With that in mind, for January I would like to nominate Trisis/Triton/Hatman (T/T/H) as the ESPN play of the month.
This offensive event has been brilliantly dissected by experts and commented upon with frequency. Make no mistake the work done by Mandiant and Dragos are quality efforts and the understanding of the incident critical to industrial defenders, it is indeed most newsworthy. But like Alabama’s wide left field goal attempt at 00:00 in the College Football National Championship regulation time, we should not forget there were nine other plays in that final drive resulting in varying success, and there was more to the game to come.
Before most any “final” attack success or failure, there is a whole series of often forgotten or unseen steps or plays that took place. Reviews of attack campaigns normally reflect steps which can be roughly mapped to a process commonly called the Kill Chain, originally a military concept, then applied to cyber intrusions by groups at Lockheed-Martin. A key lesson to take from the Kill Chain concept is attacks can be described as serial processes whose success is determined by the ability to progress through the seven phases to the final act on a targeted system.

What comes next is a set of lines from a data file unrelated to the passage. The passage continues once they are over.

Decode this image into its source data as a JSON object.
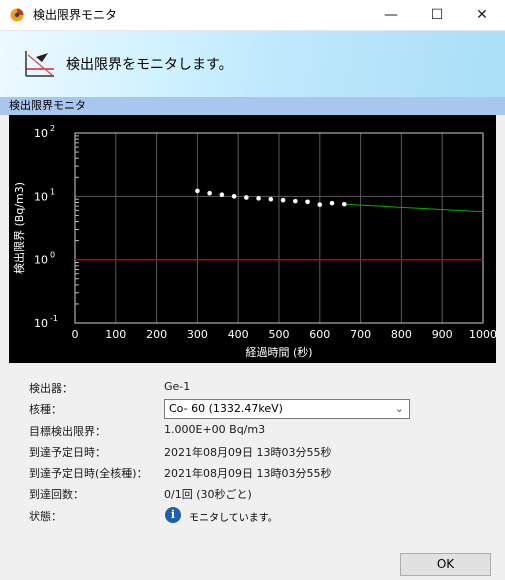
{
  "window": {
    "title": "検出限界モニタ",
    "controls": {
      "minimize": "—",
      "maximize": "☐",
      "close": "✕"
    }
  },
  "banner": {
    "text": "検出限界をモニタします。"
  },
  "section": {
    "label": "検出限界モニタ"
  },
  "chart_data": {
    "type": "line",
    "xlabel": "経過時間 (秒)",
    "ylabel": "検出限界 (Bq/m3)",
    "x_ticks": [
      "0",
      "100",
      "200",
      "300",
      "400",
      "500",
      "600",
      "700",
      "800",
      "900",
      "1000"
    ],
    "y_ticks": [
      {
        "base": "10",
        "exp": "2"
      },
      {
        "base": "10",
        "exp": "1"
      },
      {
        "base": "10",
        "exp": "0"
      },
      {
        "base": "10",
        "exp": "-1"
      }
    ],
    "xlim": [
      0,
      1000
    ],
    "ylim": [
      0.1,
      100
    ],
    "y_scale": "log",
    "grid": true,
    "threshold": 1.0,
    "threshold_color": "#d00000",
    "trend_color": "#00b000",
    "point_color": "#ffffff",
    "points": [
      {
        "x": 300,
        "y": 12.2
      },
      {
        "x": 330,
        "y": 11.2
      },
      {
        "x": 360,
        "y": 10.6
      },
      {
        "x": 390,
        "y": 10.0
      },
      {
        "x": 420,
        "y": 9.6
      },
      {
        "x": 450,
        "y": 9.3
      },
      {
        "x": 480,
        "y": 9.0
      },
      {
        "x": 510,
        "y": 8.7
      },
      {
        "x": 540,
        "y": 8.4
      },
      {
        "x": 570,
        "y": 8.2
      },
      {
        "x": 600,
        "y": 7.4
      },
      {
        "x": 630,
        "y": 7.8
      },
      {
        "x": 660,
        "y": 7.5
      }
    ],
    "trend_end": {
      "x": 1000,
      "y": 5.7
    }
  },
  "info": {
    "detector_label": "検出器：",
    "detector_value": "Ge-1",
    "nuclide_label": "核種：",
    "nuclide_value": "Co- 60 (1332.47keV)",
    "target_label": "目標検出限界：",
    "target_value": "1.000E+00 Bq/m3",
    "eta_label": "到達予定日時：",
    "eta_value": "2021年08月09日 13時03分55秒",
    "eta_all_label": "到達予定日時(全核種)：",
    "eta_all_value": "2021年08月09日 13時03分55秒",
    "count_label": "到達回数：",
    "count_value": "0/1回 (30秒ごと)",
    "status_label": "状態：",
    "status_icon": "info-icon",
    "status_value": "モニタしています。"
  },
  "footer": {
    "ok_label": "OK"
  }
}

The direct impact on the Triconex safety system would be the penultimate stage of the kill chain concept. The attacker had left evidence of a set of attack tools. Those tools had very specific targets, a class of Schneider Triconex models.
Ready for Attack
Further evidence shows the attacker was able to execute preparation of the targeted Triconex successfully and thus ready for the final “attack” payload. What they were not successful at however was performing these final steps without detection – assuming that detection was undesired.

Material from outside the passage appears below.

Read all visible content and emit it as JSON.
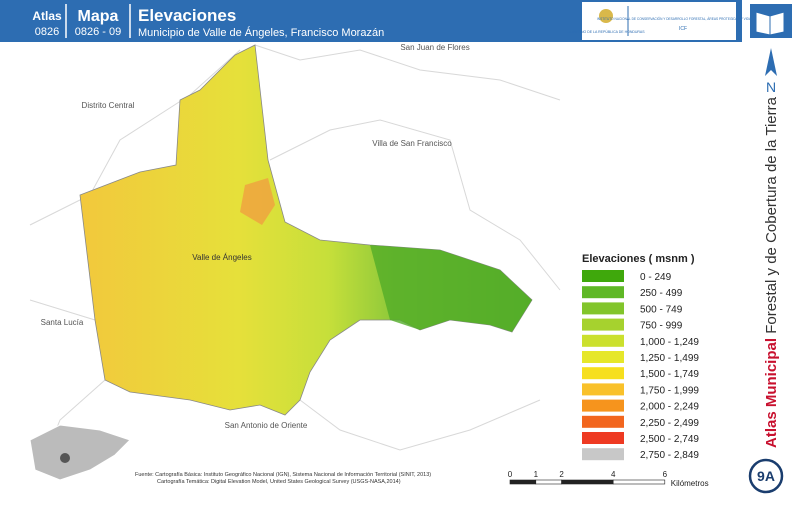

Unlike our widely-reported college football game, however, there are a great many steps that are not widely known to the public. The lack of knowledge opens the possibility of potentially damaging or helpful speculation. I will attempt to undertake the latter and avoid any statements of attribution or ultimate goals and instead focus on the implications of the kill chain process upstream of safety system impact.
It may be obvious but still worth stating, Safety Instrumentation Systems (SIS), exist to protect other process systems. With that end in mind, I will propose that at some point up-stream, the attackers may have executed or planned to execute similar activity on the process systems which this SIS was meant to protect. To be clear, I have no evidence of this and neither the relevant researchers or victim are obligated to share those details. That said, should similar situations arise within your environments, it would be well worth your time to investigate the surrounding systems as well.
Kill Chain Evidence
Moving further up the kill chain there is likely to be evidence of outbound communications with external control sources, manipulated systems, and horizontal and vertical movement. This assumes this stage and prior stages required such activity. An internal and trusted source could bypass those steps depending on their knowledge of the targeted systems. Both an internal and external attack source is likely to leave artifacts associated with their activities. The necessary steps to investigate are not dissimilar in either case. In the case of T/T/H the workstation upstream was found to be compromised (as expected).

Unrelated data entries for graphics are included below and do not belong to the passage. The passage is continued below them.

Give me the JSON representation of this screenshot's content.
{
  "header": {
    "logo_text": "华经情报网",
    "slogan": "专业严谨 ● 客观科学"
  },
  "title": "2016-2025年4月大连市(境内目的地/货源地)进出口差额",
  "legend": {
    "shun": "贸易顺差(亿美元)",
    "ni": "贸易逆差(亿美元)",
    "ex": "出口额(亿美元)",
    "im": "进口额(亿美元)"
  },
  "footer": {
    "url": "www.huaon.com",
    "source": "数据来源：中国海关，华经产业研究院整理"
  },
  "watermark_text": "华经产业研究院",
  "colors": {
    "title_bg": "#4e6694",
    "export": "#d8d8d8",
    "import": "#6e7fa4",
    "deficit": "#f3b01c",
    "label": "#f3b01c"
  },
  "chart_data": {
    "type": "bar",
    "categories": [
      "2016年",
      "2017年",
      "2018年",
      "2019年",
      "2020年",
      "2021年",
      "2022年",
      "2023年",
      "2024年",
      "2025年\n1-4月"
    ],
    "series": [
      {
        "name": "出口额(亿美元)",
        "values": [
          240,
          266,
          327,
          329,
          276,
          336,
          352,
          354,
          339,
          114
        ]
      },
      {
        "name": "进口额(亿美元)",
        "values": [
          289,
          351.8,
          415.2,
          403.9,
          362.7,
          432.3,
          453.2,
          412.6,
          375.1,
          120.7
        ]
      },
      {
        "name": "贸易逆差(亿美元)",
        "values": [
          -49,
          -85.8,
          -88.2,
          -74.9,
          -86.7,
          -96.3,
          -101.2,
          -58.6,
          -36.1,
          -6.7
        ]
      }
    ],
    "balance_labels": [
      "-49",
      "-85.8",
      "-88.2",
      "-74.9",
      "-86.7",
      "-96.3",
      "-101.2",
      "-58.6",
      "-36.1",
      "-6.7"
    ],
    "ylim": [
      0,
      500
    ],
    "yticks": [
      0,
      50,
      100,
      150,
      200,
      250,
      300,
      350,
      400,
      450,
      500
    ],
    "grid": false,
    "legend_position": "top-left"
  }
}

Working backward from that workstation, a diligent security forensics investigator can hopefully detect and recreate the rest of the kill chain and any potential branches to ancillary targets.
As a defender, finding this path represents a chance to learn the weaknesses of the system and apply the right defenses.
Remember, each step the attacker must take represents an opportunity for the defender to slow and perhaps stop the next attacker’s progress.
These steps and plays are likely to be more generic and not nearly as exciting, but the opportunity to learn from them is equal to the ESPN play of the month. They are, however, equally important.
Robert Albach is the senior product manager for security at Cisco.